The higher the heel, the further I had to fall. These kinky boots weren’t made for walking, but that’s just what I had to do. One dark day, I placed a suitcase full of prized footwear next to the rubbish bin. It nearly broke my heart, but my sense of self was at stake. I was projecting an image of power but I felt powerless. I was faking it but couldn’t make it.
When the killer heels were spirited away, I went through a flat period. Sensible shoes, ballet pumps, brogues – in the hope of removing the potency of the symbol.
Gradually, I took baby steps back towards elevation, but stuck to square, chunky or Louis heels, never venturing above two or three inches. This helped me ground, to come back down to earth – to find myself again.
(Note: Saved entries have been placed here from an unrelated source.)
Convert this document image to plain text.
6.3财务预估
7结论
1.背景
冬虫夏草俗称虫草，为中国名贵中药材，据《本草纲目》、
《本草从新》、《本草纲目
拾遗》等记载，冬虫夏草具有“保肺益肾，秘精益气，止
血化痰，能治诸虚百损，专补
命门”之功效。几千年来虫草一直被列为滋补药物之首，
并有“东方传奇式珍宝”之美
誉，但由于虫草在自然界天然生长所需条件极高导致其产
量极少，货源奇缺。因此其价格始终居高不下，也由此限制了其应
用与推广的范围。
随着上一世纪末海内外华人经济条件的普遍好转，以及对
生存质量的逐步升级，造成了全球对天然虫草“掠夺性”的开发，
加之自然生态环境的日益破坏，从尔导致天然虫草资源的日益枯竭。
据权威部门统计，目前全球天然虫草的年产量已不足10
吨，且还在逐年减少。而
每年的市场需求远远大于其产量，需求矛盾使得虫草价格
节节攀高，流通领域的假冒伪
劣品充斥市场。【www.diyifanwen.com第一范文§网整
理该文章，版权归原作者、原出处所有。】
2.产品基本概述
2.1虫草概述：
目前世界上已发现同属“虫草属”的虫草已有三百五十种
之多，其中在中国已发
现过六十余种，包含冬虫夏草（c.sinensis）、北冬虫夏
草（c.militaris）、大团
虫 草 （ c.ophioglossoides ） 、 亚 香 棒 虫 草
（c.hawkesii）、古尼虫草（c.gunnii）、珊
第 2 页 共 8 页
Then the years of towering caught up with me: lower back problems arrived with a vengeance and I was forced to keep my soles close to the floor. Fear kept me away from any shoe that would tilt my pelvis.
When I turned 50, I indulged in a short-term flirtation not only with younger men but also younger shoes. I was particularly proud of a pair of black leather Kurt Geiger boots that I stomped around in like a superannuated rock chick.
Since then I have stuck resolutely to low heels. Comfort is the priority. I no longer need to make a statement with my footwear. It’s as if I have come full circle, from sensible Clarks sandals to…. practical Clarks pumps.
What you see on the outside just isn’t as important any more: everything that’s meaningful to me is within. And perhaps that’s the lesson I had to learn from the rise and fall of my heels.
It’s not about soles: what matters is the soul.